Dans un autre projet, vous avez donné la priorité à un groupe de travailleurs malentendants qui sont employés dans l’une des usines. Quel programme avez-vous mis en place à leur intention?

Quand nous avons commencé la formation HERhealth en 2014, nous avons immédiatement remarqué que dans l’une des usines il y avait une population inhabituelle de 48 à 50 ouvriers sourds. Pour nous, l’égalité d’accès vaut pour tous, nous avons donc dû relever le défi de trouver comment communiquer avec ces ouvriers et les former. Cela a débouché sur les premiers éducateurs pairs sourds à l’échelle mondiale. Nous avons par conséquent mis ce groupe de travailleurs en relation avec la fondation Starkey. Cette organisation était présente en Haïti pour appareiller la communauté des personnes malentendantes en prothèses auditives. Après avoir reçu leurs prothèses, il est apparu que, dans ce groupe de travailleurs, certains recouvraient aussi la capacité d’émettre des sons reconnaissables. Cela nous a encouragé à développer des classes de communication comprenant des cours d’alphabétisation, de langue des signes et d’orthophonie. Deux ouvriers sourds travaillent actuellement avec une orthophoniste.

A quel type de difficultés ce groupe est-t-il confronté au travail et dans la communauté?

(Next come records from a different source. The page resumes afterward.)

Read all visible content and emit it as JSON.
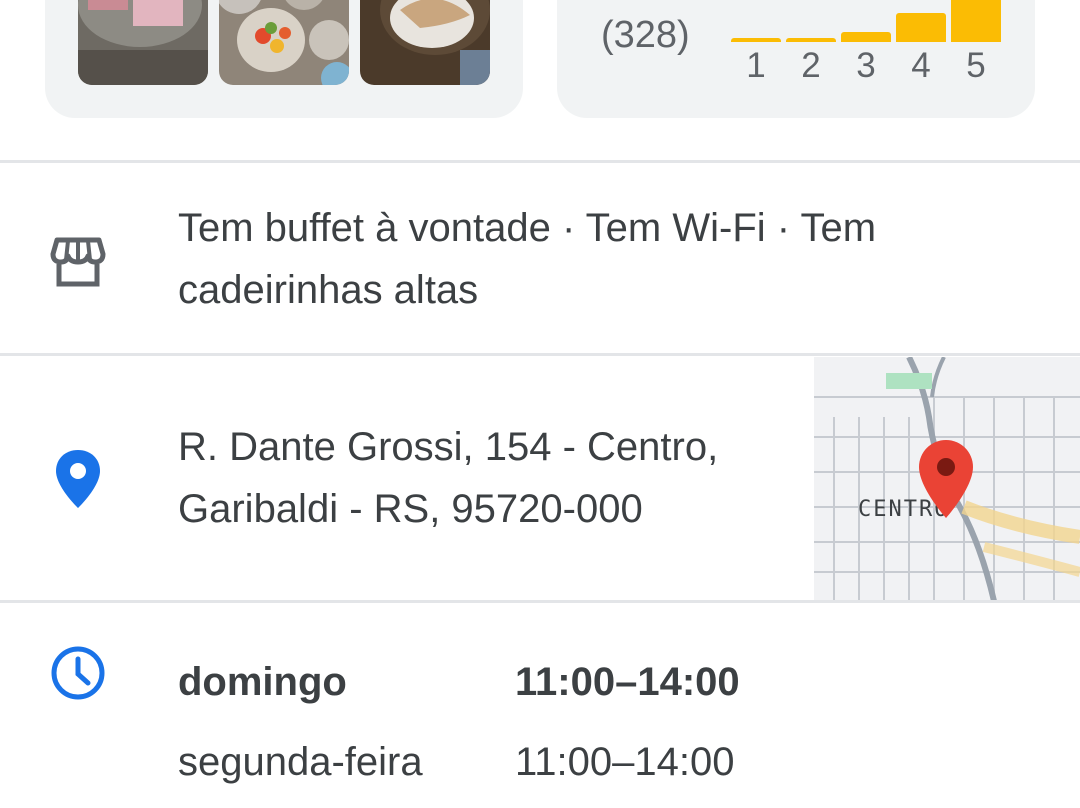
{
  "photos": {
    "items": [
      {
        "icon": "food-photo-1"
      },
      {
        "icon": "food-photo-2"
      },
      {
        "icon": "food-photo-3"
      }
    ]
  },
  "rating": {
    "review_count": "(328)",
    "distribution": [
      {
        "label": "1",
        "level": 0.05
      },
      {
        "label": "2",
        "level": 0.05
      },
      {
        "label": "3",
        "level": 0.14
      },
      {
        "label": "4",
        "level": 0.4
      },
      {
        "label": "5",
        "level": 1.0
      }
    ],
    "bar_color": "#fbbc04"
  },
  "amenities": {
    "icon": "store-icon",
    "text": "Tem buffet à vontade · Tem Wi-Fi · Tem cadeirinhas altas"
  },
  "address": {
    "icon": "location-pin-icon",
    "line1": "R. Dante Grossi, 154 - Centro,",
    "line2": "Garibaldi - RS, 95720-000",
    "map_label": "CENTRO",
    "pin_color": "#ea4335"
  },
  "hours": {
    "icon": "clock-icon",
    "rows": [
      {
        "day": "domingo",
        "time": "11:00–14:00"
      },
      {
        "day": "segunda-feira",
        "time": "11:00–14:00"
      }
    ]
  },
  "colors": {
    "accent_blue": "#1a73e8",
    "card_bg": "#f1f3f4"
  }
}
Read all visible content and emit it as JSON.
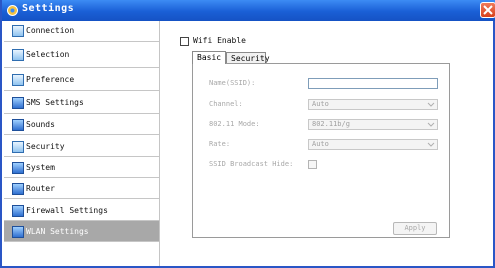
{
  "window": {
    "title": "Settings"
  },
  "sidebar": {
    "items": [
      {
        "label": "Connection",
        "icon": "connection-icon"
      },
      {
        "label": "Selection",
        "icon": "selection-icon"
      },
      {
        "label": "Preference",
        "icon": "preference-icon"
      },
      {
        "label": "SMS Settings",
        "icon": "sms-settings-icon"
      },
      {
        "label": "Sounds",
        "icon": "sounds-icon"
      },
      {
        "label": "Security",
        "icon": "security-icon"
      },
      {
        "label": "System",
        "icon": "system-icon"
      },
      {
        "label": "Router",
        "icon": "router-icon"
      },
      {
        "label": "Firewall Settings",
        "icon": "firewall-settings-icon"
      },
      {
        "label": "WLAN Settings",
        "icon": "wlan-settings-icon",
        "active": true
      }
    ]
  },
  "wifi": {
    "enable_label": "Wifi Enable",
    "enabled": false
  },
  "tabs": {
    "basic": "Basic",
    "security": "Security",
    "active": "Basic"
  },
  "form": {
    "name_label": "Name(SSID):",
    "name_value": "",
    "channel_label": "Channel:",
    "channel_value": "Auto",
    "mode_label": "802.11 Mode:",
    "mode_value": "802.11b/g",
    "rate_label": "Rate:",
    "rate_value": "Auto",
    "broadcast_label": "SSID Broadcast Hide:",
    "broadcast_checked": false
  },
  "apply_label": "Apply",
  "colors": {
    "titlebar": "#1a5fd6",
    "active_item": "#a8a8a8",
    "close": "#d8401c"
  }
}
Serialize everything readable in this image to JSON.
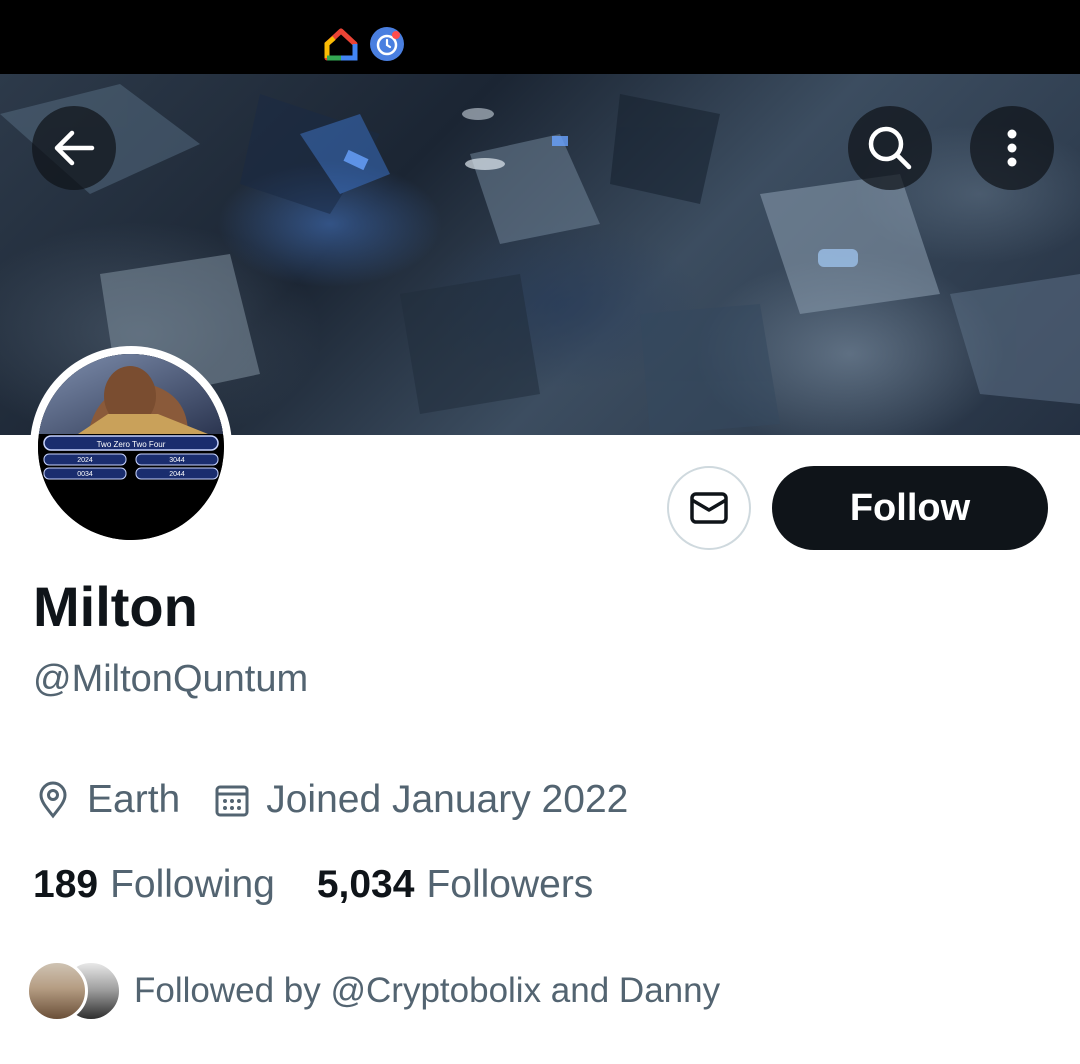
{
  "status_bar": {
    "icons": [
      "google-home-icon",
      "alarm-app-icon"
    ]
  },
  "header": {
    "back_icon": "arrow-left-icon",
    "search_icon": "search-icon",
    "more_icon": "more-vertical-icon"
  },
  "profile": {
    "avatar_caption": "Two Zero Two Four",
    "avatar_answers": [
      "2024",
      "3044",
      "0034",
      "2044"
    ],
    "display_name": "Milton",
    "handle": "@MiltonQuntum",
    "location": "Earth",
    "joined": "Joined January 2022",
    "following_count": "189",
    "following_label": "Following",
    "followers_count": "5,034",
    "followers_label": "Followers",
    "followed_by": "Followed by @Cryptobolix and Danny"
  },
  "actions": {
    "message_icon": "mail-icon",
    "follow_label": "Follow"
  },
  "colors": {
    "text_primary": "#0f1419",
    "text_secondary": "#536471",
    "follow_bg": "#0f1419",
    "border": "#cfd9de"
  }
}
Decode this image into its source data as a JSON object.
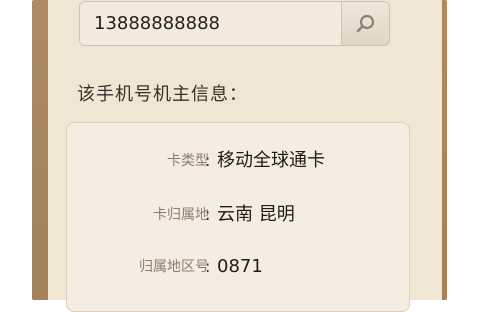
{
  "search": {
    "phone_value": "13888888888",
    "button_icon": "search-icon"
  },
  "owner_info": {
    "heading": "该手机号机主信息：",
    "rows": [
      {
        "label": "卡类型",
        "value": "移动全球通卡"
      },
      {
        "label": "卡归属地",
        "value": "云南 昆明"
      },
      {
        "label": "归属地区号",
        "value": "0871"
      }
    ]
  },
  "colors": {
    "frame": "#a8865e",
    "panel": "#f1e6d4",
    "card": "#f5ede1"
  }
}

En Haïti, les sourds et malentendants sont marginalisés. Nous avons conduit une politique d’accueil de ceux qui entrent dans le programme et leurs récits étaient déchirants. Nous leur avons demandé pourquoi ils voulaient améliorer leur communication et ils nous ont répondu: «Ma famille me battra moins», ou les autres «prendront davantage soin d’eux». Cela a été un engagement très spécial et c’est une communauté très particulière. Je ne connais aucun autre exemple où un groupe comme celui-là a fait l’objet d’autant d’attention et de soutien dans les pays où Better Work est opérationnel. Nous sommes très fiers de pouvoir les défendre et leur offrir une égalité d’accès à nos programmes et nos activités.